For the third straight meeting, the Bank of Canada on Wednesday announced that is decided to lower interest rates by another quarter point.
The Bank of Canada announced its widely expected decision to reduce its target for the overnight rate by 25 basis points to 4.25 percent, with the Bank Rate at 4.50 percent and the deposit rate at 4.25 percent.
The Canadian central banks Governing Council said it decided to continue lowering rates due to continued easing in broad inflationary pressures.
The accompanying statement noted inflation slowed further to 2.5 percent in July, with high shelter price inflation starting to slow.
Excess supply in the economy continues to put downward pressure on inflation, while price increases in shelter and some other services are holding inflation up, the Bank of Canada said.

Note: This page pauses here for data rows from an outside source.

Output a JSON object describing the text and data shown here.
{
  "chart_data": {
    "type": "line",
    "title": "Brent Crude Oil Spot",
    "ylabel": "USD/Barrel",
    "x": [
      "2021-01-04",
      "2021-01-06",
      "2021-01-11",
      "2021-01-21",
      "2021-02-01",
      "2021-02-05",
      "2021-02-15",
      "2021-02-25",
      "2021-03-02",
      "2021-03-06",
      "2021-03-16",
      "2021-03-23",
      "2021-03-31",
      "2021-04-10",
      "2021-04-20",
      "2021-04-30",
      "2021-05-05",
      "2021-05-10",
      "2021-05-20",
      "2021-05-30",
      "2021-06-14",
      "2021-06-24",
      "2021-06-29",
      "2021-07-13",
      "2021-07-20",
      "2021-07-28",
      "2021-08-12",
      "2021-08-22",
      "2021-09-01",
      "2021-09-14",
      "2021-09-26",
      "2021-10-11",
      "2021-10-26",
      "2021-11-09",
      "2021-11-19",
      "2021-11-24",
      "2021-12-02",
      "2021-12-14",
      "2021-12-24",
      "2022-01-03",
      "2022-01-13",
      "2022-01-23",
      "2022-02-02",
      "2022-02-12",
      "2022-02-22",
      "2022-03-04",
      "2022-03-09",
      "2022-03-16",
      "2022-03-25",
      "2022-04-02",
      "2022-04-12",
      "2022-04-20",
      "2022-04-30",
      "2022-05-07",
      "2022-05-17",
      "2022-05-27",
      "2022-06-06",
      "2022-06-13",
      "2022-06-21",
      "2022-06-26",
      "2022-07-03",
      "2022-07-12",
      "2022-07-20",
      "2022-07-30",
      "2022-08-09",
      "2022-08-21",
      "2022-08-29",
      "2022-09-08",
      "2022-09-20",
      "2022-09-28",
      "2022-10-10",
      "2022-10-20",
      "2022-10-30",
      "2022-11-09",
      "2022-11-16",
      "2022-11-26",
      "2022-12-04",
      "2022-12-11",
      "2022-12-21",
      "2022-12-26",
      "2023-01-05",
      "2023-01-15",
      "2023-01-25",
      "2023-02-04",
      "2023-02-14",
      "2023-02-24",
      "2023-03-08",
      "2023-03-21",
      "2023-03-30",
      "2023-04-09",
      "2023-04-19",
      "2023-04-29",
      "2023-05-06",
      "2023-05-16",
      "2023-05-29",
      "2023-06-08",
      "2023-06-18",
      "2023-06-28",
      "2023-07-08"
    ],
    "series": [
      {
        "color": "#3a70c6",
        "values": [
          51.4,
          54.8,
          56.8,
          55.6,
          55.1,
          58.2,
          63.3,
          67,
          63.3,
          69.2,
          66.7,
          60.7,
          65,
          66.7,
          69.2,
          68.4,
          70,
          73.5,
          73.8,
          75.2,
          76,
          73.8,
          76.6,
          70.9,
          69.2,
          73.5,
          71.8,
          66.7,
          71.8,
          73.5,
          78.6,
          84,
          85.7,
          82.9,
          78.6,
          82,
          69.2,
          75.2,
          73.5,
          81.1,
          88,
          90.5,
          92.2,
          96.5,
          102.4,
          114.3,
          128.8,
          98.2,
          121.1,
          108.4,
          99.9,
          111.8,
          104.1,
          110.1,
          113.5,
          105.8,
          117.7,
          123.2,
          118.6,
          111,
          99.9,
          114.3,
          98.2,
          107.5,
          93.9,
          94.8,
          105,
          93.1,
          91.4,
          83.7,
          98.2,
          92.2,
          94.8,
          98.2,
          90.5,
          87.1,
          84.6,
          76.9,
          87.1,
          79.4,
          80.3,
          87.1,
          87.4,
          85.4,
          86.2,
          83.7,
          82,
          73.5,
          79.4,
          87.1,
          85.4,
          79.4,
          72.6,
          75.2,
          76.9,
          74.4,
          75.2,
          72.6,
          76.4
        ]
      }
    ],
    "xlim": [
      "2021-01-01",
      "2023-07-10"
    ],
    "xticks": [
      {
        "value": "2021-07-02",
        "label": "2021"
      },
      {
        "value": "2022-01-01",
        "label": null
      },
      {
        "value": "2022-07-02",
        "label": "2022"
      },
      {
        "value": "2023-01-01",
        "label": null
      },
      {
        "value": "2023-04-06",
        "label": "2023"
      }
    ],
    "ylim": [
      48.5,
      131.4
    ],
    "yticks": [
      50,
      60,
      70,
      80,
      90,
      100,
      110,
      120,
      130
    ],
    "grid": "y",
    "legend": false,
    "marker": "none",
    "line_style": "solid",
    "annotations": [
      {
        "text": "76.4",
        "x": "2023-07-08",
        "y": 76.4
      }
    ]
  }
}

Governing Council is carefully assessing these opposing forces on inflation, the bank added. Monetary policy decisions will be guided by incoming information and our assessment of their implications for the inflation outlook.
With regard to the Canadian economy, the Bank of Canada noted the economy grew by 2.1 percent in the second quarter, led by government spending and business investment.
This was slightly stronger than forecast in July, but preliminary indicators suggest that economic activity was soft through June and July, the bank said.
The Canadian central bank also said the labor market continues to slow, with little change in employment in recent months, but noted wage growth remains elevated relative to productivity.
The Bank of Canadas next interest rate announcement is scheduled for October 23, when the bank will also publish its next full outlook for the economy and inflation, including risks to the projection.